According to testimony during the trial the trouble early that morning began after police broke up a house party across from the OhNo!Doom art gallery, where Scanlon and his roommate, James Cackovic, had attended an exhibition.
As the crowd from the busted party milled at Lyndale Street and Sacramento Avenue, Scanlon and Cackovic attacked and pummeled Neil Barakat, whom they'd recognized from an altercation during a gathering at their apartment months earlier.
Prosecutors said even though Scanlon had started the initial fight, it could have ended there.
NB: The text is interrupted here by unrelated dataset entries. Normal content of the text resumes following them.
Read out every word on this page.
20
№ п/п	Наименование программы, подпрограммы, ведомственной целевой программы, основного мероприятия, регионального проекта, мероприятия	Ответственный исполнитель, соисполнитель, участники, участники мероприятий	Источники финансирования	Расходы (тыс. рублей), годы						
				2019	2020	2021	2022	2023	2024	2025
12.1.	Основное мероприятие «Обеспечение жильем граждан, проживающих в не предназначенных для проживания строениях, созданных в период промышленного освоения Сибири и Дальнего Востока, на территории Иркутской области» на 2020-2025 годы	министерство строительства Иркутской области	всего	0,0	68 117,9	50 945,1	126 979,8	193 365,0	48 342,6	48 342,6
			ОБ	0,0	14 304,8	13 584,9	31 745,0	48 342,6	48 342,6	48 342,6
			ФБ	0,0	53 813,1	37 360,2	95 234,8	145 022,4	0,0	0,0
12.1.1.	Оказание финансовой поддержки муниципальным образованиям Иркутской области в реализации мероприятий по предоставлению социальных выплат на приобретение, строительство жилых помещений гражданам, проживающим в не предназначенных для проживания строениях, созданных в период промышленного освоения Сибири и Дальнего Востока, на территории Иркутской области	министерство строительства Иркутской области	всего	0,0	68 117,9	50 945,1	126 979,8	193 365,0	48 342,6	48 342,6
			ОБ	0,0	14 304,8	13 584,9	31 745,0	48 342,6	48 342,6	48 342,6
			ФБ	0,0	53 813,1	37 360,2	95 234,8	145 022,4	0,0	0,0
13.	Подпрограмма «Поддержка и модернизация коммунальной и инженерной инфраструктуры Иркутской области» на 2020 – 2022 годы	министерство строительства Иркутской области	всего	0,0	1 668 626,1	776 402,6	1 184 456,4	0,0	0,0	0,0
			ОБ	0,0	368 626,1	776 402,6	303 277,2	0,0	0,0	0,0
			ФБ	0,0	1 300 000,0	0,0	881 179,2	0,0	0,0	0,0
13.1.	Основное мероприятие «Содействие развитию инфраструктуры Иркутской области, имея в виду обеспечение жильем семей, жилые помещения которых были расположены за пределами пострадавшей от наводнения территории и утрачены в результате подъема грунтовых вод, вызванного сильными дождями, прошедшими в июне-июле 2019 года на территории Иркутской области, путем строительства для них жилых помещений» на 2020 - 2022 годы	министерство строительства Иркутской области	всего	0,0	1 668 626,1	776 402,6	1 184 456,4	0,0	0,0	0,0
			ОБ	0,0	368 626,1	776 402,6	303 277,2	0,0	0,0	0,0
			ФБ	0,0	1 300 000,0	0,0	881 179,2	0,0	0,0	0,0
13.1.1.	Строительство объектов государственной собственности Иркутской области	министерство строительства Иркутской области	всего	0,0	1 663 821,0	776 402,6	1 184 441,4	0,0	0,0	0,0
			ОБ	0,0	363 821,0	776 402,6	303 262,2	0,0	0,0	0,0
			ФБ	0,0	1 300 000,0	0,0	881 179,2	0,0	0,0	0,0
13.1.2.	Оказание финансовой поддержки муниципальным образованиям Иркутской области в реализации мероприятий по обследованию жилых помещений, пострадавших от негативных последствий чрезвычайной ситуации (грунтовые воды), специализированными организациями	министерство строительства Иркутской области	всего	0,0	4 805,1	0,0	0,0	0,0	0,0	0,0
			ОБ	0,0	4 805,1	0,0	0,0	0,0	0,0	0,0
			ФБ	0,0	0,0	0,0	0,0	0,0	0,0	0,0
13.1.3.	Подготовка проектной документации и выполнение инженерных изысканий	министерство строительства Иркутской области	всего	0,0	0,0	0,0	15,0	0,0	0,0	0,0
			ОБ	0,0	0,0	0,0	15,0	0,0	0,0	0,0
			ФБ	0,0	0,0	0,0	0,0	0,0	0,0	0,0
But moments later, another altercation broke out in the alley where Scanlon had fled.
It was during that melee when Tobolski pulled out a switchblade -- a birthday present he'd gotten just a week before -- and stabbed Scanlon once in the chest as he was being pinned by another man, prosecutors said.
Tobolski's attorney painted Scanlon as the aggressor in a "classic Chicago street fight."
"This was a fight caused and instigated by people who were with the victim, and by the victim himself," Beuke told the court in his opening statement.  
Scanlon grew up in Madison, Wis., and went to art school in Chicago. Using the alias "SOLVE," he was known across Chicago for his art, which often appeared in unusual places -- on the backs of stop signs, on the glass of newspaper boxes and, on one famous occasion, stenciled on a TV secretly installed on a CTA train.